The drop in oil prices and currency depreciation has resulted in Malaysia becoming an affordable destination for medical tourism.
By Priya Rama
In the last few years, Malaysia has emerged at the top of several international healthcare and living
This was revealed by Sherene Azli, the CEO of Malaysia Healthcare Travel Council (MHTC), which is an agency under the purview of the Ministry of Health Malaysia responsible of curating the country’s healthcare travel scene.
“We want Malaysia to be the first country that comes to mind when anyone thinks of healthcare because it offers quality, accessibility, and affordability plus ease of communication,” said Sherene.
A testament to Malaysia’s booming medical industry is the revenue of RM900 million in 2015, RM1 billion in 2016, and an estimated RM1.3 billion in 2017.
“Despite stiff competition from countries such as India, Thailand and Singapore, Malaysia has exceeded its target revenue of RM1 billion in 2016. However, that’s just the healthcare spending, without taking into consideration the tourism element such as food and hotels; so we estimate the total impact to the economy to be about RM5 billion,” she pointed out.
Based on Table 1, it is a fact that Malaysia’s healthcare services are among the cheapest in the world, compared to the US, Thailand, Singapore and South Korea.
Elaborating on this, Sherene said, “While Singapore is well -known for its quality and complexity of the cases they cover, they do not have a ceiling for charges; so they can ‘freely’ charge for everything that they offer which makes them costly.
“South Korea is popular for its cosmetic and niche markets. However, they charge foreigners 3 times more than locals. In hot favourite Thailand, the medical tourism is driven by a few hospitals that offer them; unlike Malaysia where it’s a national agenda. Also, Thailand charges 50% more than Malaysia,” she highlighted.
Today, Malaysia’s healthcare has been recognised as on par but more affordable than most countries. “However, we can’t go and tell people that we are cheap; cheap doesn’t sound right.
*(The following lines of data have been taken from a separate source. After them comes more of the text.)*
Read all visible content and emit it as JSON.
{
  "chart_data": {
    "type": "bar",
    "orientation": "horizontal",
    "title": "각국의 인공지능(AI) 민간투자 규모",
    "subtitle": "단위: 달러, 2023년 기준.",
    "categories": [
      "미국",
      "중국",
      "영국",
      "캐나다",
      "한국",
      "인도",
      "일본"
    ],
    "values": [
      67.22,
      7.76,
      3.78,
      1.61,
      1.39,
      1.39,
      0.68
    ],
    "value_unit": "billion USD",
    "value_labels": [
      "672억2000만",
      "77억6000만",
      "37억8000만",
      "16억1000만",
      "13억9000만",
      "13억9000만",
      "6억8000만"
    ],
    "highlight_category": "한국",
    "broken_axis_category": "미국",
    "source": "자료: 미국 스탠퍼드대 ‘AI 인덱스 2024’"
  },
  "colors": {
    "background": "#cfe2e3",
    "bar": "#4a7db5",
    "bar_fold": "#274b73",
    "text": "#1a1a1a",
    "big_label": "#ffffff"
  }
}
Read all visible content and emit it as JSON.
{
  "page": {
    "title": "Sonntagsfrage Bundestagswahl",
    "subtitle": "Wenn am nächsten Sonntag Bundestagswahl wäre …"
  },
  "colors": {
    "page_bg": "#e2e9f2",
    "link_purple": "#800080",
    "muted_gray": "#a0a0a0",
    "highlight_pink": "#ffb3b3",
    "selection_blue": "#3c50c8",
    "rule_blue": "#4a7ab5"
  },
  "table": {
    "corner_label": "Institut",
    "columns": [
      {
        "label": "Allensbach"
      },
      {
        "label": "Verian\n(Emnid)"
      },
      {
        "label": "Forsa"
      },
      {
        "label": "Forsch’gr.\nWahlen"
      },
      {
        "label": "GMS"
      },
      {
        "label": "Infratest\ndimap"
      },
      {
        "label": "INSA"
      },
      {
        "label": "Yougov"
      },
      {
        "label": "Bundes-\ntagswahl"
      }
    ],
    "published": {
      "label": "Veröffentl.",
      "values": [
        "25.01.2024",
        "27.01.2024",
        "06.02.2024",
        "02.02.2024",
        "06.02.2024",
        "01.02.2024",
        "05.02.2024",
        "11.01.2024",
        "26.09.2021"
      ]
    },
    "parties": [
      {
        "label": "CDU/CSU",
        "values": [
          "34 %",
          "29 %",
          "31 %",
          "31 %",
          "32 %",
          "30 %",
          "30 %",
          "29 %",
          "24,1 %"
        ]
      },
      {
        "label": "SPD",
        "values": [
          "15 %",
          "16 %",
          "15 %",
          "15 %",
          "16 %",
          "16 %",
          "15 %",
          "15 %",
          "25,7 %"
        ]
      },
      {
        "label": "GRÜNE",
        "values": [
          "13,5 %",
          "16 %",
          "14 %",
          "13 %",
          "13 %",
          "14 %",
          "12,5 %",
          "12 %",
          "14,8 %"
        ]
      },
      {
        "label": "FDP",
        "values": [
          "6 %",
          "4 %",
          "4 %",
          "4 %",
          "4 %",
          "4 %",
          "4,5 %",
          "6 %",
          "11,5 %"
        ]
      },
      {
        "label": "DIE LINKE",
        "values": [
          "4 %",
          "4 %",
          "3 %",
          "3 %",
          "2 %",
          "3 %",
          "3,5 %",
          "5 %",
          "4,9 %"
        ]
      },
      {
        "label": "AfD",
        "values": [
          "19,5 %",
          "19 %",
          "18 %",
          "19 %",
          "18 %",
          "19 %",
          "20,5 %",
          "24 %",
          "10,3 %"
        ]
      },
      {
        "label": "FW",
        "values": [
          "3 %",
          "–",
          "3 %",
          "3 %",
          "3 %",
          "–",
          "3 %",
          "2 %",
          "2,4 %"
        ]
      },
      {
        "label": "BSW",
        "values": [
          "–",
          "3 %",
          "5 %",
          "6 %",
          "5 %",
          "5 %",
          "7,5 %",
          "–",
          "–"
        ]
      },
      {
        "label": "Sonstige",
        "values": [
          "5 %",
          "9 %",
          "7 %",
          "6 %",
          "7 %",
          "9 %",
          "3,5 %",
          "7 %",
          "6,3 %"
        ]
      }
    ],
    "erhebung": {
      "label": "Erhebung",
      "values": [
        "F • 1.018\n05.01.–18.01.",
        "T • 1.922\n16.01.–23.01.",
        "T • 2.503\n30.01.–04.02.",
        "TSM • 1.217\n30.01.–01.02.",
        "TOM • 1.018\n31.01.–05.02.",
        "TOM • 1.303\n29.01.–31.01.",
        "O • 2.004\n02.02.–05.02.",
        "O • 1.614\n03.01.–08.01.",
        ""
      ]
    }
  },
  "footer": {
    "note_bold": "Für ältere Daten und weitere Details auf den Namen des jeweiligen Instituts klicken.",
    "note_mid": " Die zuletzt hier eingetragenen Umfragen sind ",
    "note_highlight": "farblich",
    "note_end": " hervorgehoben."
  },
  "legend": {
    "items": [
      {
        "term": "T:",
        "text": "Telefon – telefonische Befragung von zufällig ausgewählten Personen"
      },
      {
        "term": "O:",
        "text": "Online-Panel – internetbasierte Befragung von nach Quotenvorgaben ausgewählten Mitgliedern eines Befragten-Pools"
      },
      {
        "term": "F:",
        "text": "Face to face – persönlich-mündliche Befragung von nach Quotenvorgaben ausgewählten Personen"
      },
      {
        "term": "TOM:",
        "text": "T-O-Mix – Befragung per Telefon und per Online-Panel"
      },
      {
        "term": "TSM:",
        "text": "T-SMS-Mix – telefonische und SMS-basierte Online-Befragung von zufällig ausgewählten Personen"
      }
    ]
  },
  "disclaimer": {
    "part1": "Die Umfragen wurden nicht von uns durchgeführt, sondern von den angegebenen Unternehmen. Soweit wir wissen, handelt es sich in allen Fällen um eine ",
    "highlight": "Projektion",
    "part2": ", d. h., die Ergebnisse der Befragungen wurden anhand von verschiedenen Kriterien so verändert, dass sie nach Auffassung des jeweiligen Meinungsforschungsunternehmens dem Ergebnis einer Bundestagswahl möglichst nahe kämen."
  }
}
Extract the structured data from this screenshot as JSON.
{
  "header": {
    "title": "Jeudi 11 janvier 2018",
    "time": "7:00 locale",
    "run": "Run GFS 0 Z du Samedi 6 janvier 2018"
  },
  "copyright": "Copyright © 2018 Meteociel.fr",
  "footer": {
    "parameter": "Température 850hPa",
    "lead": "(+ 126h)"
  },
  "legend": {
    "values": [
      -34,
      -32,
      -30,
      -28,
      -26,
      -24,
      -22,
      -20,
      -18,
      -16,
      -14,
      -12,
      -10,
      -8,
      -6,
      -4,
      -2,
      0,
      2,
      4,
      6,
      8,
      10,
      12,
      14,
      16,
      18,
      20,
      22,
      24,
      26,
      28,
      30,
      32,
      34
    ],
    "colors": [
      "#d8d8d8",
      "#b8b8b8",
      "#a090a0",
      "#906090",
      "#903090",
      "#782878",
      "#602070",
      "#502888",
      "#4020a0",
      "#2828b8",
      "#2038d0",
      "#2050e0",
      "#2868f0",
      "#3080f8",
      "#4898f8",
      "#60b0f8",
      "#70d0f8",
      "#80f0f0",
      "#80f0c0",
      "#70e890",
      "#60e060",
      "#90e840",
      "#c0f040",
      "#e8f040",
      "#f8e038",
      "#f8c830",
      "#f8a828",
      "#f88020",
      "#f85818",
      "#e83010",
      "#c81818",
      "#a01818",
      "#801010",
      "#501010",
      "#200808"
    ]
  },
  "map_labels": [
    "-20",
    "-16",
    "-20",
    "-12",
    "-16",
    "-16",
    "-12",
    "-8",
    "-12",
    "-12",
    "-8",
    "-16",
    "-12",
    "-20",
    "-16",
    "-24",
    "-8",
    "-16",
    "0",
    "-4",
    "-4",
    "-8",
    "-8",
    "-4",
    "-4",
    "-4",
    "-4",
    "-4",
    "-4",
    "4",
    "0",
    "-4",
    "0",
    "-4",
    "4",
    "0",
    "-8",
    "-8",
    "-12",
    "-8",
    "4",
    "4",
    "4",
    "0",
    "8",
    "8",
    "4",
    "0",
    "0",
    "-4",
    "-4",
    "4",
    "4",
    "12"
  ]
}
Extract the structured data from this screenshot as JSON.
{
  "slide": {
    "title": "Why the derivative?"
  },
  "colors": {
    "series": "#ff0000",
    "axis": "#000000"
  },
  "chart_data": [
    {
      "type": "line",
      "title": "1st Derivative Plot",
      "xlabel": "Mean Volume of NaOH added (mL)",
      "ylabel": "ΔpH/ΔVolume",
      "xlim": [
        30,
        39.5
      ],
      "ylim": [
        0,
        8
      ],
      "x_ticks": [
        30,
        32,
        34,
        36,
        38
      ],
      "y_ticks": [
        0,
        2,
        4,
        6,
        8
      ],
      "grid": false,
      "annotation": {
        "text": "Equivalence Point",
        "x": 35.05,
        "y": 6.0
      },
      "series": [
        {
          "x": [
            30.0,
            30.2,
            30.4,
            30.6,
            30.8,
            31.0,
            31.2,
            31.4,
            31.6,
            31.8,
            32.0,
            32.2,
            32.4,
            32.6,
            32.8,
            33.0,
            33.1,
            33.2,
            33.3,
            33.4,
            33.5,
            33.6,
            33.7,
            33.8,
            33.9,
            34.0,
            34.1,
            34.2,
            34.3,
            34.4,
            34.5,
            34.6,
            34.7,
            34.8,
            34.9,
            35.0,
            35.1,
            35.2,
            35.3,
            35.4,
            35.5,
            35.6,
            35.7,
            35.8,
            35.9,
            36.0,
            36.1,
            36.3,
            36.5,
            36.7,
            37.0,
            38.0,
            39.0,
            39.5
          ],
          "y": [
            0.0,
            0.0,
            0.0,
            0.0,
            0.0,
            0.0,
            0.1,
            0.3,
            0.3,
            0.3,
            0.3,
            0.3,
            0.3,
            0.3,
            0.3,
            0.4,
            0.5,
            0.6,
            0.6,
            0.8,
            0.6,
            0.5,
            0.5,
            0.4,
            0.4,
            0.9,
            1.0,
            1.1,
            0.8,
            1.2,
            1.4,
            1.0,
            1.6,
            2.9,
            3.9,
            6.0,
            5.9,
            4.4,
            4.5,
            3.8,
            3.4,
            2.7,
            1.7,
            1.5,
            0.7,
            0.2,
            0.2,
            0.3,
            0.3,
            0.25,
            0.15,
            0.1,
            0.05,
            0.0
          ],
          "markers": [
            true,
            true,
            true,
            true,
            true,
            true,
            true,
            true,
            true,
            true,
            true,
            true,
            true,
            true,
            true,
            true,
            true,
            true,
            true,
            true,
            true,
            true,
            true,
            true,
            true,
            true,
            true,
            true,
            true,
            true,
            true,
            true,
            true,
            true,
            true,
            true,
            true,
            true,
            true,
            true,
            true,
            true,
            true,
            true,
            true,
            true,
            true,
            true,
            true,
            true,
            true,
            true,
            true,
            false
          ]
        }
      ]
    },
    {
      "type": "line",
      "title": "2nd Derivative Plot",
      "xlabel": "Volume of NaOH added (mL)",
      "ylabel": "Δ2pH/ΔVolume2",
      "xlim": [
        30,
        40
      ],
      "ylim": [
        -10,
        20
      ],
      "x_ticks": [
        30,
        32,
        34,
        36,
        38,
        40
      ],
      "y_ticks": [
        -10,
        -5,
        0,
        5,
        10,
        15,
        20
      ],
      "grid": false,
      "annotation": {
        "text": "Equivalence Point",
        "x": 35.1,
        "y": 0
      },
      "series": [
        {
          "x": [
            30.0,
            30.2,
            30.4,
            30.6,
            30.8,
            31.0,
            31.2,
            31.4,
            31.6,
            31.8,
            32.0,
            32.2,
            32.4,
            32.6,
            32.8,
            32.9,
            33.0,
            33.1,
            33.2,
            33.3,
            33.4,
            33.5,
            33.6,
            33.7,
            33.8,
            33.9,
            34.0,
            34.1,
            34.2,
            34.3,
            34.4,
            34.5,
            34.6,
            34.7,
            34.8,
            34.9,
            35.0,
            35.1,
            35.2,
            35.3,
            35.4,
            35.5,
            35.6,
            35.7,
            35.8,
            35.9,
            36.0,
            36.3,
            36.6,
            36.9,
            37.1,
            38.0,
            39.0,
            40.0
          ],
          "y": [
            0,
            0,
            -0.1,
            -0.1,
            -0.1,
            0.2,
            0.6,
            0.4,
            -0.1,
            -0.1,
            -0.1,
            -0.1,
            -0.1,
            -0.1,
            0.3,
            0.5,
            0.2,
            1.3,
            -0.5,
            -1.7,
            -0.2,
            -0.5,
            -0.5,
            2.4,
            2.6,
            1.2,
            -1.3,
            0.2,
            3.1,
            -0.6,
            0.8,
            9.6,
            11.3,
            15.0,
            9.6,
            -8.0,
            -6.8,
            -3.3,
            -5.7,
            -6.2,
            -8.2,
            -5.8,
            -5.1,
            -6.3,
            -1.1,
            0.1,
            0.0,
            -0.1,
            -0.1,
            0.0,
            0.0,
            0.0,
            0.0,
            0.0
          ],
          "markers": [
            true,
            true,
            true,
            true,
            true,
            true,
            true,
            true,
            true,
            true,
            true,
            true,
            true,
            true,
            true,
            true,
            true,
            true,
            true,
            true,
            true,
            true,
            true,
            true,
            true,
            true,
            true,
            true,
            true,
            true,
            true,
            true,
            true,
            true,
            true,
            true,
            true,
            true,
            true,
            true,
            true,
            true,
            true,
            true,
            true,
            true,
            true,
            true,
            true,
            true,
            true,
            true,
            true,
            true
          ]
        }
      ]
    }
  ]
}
“Thus, we position Malaysia as offering quality healthcare, with almost immediate accessibility and an affordable cost attached to it. The quality is not compromised by the pricing since our prices are regulated. Foreigners pay pretty much the same as locals,” explained Sherene.
To a question on how MHTC will achieve its RM1.3 billion revenue target in 2017, Sherene shared, “Last year, this region has been challenged by a number of economic turmoil, namely the drop in oil prices and currency depreciation. This has resulted in Malaysia’s proposition becoming more important as an affordable destination for medical travel.
“Therefore, this year, we will be focussing on countries that are closer to us, which we know will have the demand for overseas travel. These are people who would have gone to the more expensive countries like the US and UK, but because of the turmoil, it’s becoming less affordable for them. And those are the countries we target,” she stated.
Sherene (left) highlighted China as an example. “The Chinese used to go to US and Japan if they wanted to get any kind of treatment. But the treatments there have become expensive.
“Now, we are going back to them, promote our targeted services with different packages and entice them into Malaysia. They mostly opt for Assisted Reproductive Technology (ART), or what we call IVF here.”
Looking forward, Malaysia will be focussing on 5 core countries, namely Indonesia, China, India, Vietnam and Myanmar. “Indonesia is a huge market for us to tap together with China and India, as well as the ‘regular’ Middle Easterners. We anticipate our 30% growth this year to come from these markets,” revealed Sherene.
According to MHTC, the top services include cardiology, oncology, orthopaedic, paediatric care, IVF and blood-related treatments, especially for the Middle East market, while the Brits and Australians mostly come here for dental and cosmetics.